Word2Vec dictionary¶

The core technique: a small seed dictionary gets expanded into a much larger concept dictionary by querying the trained Word2Vec model for near neighbors. The output is a rank-sorted list of words per concept, written to outputs/expanded_dict.csv under work_dir.

The flow¶

flowchart LR
    SEEDS["Seeds per dimension\ne.g. integrity: integrity,\naccountable, ethic, ..."] --> MEAN["Mean seed vector\nper dimension\n(skip OOV seeds)"]
    MEAN --> SIM["w2v.wv.most_similar\ntop n_words_dim per dim\n(default 500)"]
    SIM --> DEDUPE["deduplicate_keywords:\nif a word hits multiple dims,\nkeep the one with\nhighest cosine to seed mean"]
    DEDUPE --> RANK["rank_by_similarity:\nsort within each dim\nby cosine to seed mean"]
    RANK --> CSV[["outputs/expanded_dict.csv"]]

    style MEAN fill:#e8f4f8,stroke:#2c7a96
    style DEDUPE fill:#fef3e8,stroke:#c16d19

One dimension, step by step¶

The example below uses the bundled culture seeds; substitute your own dimensions as needed.

Take the integrity seeds from load_example_seeds("culture_2021"): integrity, ethic, ethical, accountable, accountability, trust, honesty, honest, honestly, fairness, responsibility, responsible, transparency, transparent (14 total). After Word2Vec training:

Average the vectors. Look up each seed in w2v.wv.key_to_index. Seeds missing from the vocabulary are silently skipped. The remaining vectors are averaged into a 300-dimensional "integrity prototype."
Query near neighbors. Call w2v.wv.most_similar(positive=[mean_vec], topn=n_words_dim) with n_words_dim=500 by default. The result is a list of (word, cosine) pairs. Config.dict_restrict_vocab can cap the search to the top fraction of the vocabulary by frequency; Config.min_similarity trims the tail below a cosine threshold.
Strip NER placeholders. Any [ner:*] token that leaked through is filtered before the dictionary is written.

Do the same for teamwork, innovation, respect, and quality (the other four bundled dimensions), and you have five candidate lists of up to 500 words each. With your own seeds, you define as many dimensions as you need.

Cross-dimension deduplication¶

A word like dedication is close to both integrity and quality in vector space. Assigning it to both dimensions would double-count it in downstream scoring. deduplicate_keywords resolves the conflict by comparing the word's cosine to each dimension's seed-mean vector and assigning it to the one it is closest to. Ties are broken deterministically by dimension order.

Ranking and writing¶

Once each word has a single home dimension, rank_by_similarity sorts the members of each dimension by cosine to that dimension's seed mean, descending. Seeds themselves sit at rank 0 (the seed vector is in the seed mean). The ranked lists are written to expanded_dict.csv with one column per dimension.

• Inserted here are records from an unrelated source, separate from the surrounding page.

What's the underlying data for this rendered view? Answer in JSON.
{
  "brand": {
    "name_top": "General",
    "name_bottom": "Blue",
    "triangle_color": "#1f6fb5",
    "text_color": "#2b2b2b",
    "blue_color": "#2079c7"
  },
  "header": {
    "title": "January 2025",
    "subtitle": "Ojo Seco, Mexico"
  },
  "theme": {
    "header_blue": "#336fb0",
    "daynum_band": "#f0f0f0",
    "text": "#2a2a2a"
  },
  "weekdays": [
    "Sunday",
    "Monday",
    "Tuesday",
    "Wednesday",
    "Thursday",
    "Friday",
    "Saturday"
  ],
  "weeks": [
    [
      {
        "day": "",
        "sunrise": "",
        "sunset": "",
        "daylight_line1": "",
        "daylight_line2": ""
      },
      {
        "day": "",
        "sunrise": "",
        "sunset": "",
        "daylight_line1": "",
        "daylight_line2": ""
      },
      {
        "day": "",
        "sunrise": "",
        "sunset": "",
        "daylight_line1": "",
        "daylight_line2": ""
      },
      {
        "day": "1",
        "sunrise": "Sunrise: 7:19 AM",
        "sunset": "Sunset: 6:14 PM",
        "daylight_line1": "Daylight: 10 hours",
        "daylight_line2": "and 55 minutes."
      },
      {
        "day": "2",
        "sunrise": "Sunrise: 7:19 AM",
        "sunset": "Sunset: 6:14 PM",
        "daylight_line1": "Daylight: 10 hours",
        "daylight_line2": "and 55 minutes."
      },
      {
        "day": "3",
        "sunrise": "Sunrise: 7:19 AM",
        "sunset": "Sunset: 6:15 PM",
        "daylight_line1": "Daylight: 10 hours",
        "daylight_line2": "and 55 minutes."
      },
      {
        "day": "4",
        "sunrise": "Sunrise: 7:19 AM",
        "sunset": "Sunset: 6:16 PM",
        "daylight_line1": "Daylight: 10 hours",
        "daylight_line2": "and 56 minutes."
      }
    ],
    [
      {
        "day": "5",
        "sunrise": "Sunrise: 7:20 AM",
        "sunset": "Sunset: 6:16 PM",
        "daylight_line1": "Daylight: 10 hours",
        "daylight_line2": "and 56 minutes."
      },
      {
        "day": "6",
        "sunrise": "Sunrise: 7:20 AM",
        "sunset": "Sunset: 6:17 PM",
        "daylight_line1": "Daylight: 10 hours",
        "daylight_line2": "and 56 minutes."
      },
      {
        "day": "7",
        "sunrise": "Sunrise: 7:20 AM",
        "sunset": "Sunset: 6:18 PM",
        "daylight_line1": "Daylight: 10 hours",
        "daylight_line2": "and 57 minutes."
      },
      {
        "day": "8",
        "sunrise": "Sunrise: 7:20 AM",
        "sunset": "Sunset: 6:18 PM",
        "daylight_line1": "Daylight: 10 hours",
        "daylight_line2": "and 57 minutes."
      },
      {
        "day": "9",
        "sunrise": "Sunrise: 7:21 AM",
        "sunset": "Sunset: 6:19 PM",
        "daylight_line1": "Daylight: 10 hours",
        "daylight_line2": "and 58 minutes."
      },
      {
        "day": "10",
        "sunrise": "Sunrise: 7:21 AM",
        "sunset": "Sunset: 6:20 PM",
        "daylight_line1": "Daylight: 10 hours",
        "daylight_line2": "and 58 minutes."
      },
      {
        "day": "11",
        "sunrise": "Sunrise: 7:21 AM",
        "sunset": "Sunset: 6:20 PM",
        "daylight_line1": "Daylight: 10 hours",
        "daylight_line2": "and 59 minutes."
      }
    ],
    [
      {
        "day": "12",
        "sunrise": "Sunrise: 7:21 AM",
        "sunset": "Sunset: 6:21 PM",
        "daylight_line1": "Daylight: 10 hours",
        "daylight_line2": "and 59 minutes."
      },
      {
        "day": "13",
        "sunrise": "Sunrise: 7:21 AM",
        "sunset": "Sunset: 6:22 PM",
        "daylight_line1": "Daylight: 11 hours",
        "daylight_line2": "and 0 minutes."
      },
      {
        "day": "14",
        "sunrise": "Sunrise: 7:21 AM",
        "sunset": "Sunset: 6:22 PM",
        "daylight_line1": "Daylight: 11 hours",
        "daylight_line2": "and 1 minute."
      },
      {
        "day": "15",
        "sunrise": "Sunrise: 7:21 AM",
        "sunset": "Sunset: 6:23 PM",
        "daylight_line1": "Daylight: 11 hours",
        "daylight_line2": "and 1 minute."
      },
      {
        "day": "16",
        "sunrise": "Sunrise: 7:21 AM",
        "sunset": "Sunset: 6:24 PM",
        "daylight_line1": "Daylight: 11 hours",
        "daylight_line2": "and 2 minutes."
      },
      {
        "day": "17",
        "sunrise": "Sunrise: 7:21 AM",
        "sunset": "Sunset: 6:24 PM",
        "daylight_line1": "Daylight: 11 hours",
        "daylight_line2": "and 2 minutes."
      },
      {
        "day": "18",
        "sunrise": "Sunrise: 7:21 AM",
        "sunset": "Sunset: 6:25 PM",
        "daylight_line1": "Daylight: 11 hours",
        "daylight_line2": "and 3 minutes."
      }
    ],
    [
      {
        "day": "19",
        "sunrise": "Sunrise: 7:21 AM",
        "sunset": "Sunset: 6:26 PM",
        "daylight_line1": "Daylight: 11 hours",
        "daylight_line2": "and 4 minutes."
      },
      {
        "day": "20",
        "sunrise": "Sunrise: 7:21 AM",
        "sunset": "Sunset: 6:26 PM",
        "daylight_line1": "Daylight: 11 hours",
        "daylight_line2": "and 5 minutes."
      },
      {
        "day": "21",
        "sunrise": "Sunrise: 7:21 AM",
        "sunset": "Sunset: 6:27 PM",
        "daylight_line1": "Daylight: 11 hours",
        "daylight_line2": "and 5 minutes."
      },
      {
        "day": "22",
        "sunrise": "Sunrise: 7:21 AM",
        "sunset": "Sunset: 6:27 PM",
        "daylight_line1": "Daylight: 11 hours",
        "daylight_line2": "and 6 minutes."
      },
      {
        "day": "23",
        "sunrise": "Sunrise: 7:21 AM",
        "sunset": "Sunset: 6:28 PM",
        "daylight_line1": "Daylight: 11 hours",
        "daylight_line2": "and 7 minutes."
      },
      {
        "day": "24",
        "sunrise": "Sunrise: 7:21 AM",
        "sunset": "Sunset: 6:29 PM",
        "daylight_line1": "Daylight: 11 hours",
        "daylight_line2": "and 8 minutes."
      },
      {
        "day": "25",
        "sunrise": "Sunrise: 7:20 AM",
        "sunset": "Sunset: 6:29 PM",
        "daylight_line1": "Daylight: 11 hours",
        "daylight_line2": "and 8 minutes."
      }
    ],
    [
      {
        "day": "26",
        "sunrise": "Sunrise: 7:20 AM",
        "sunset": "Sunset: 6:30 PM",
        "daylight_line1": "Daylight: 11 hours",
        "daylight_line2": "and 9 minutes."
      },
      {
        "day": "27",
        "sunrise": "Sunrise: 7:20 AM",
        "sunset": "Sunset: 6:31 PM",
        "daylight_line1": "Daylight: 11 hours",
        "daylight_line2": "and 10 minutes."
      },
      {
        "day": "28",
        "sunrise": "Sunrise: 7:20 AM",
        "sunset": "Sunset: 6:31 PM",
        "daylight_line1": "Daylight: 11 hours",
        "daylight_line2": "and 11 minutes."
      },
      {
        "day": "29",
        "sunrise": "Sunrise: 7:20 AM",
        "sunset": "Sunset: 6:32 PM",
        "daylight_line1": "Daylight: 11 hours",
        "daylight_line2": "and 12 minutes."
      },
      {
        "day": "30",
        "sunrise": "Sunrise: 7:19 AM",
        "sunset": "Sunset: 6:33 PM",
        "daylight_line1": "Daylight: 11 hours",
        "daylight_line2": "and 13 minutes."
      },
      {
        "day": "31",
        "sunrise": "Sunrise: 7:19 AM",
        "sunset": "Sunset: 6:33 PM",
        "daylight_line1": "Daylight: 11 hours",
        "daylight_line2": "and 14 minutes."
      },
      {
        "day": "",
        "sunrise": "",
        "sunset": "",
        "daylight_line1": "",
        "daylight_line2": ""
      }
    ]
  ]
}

A concrete example from the bundled seeds¶

For a Word2Vec trained on earnings-call transcripts with the 47 seeds from load_example_seeds("culture_2021"), a typical integrity expansion looks like:

integrity, accountable, ethical, transparent, accountability,
responsible, fiduciary, stewardship, trust, candid, ...

And the full expansion also yields phrase-tokens from the two preprocessing phases, such as customer_experience, skill_set, win_win, cost_effective, and strong_relationship, each slotted into whichever dimension's seed mean they are closest to. This is what makes the framework useful as a research artifact: the dictionary is corpus-specific, not hand-written, but anchored to seeds the researcher supplies.

The rank from this stage becomes the similarity weight in the scoring step; see scoring.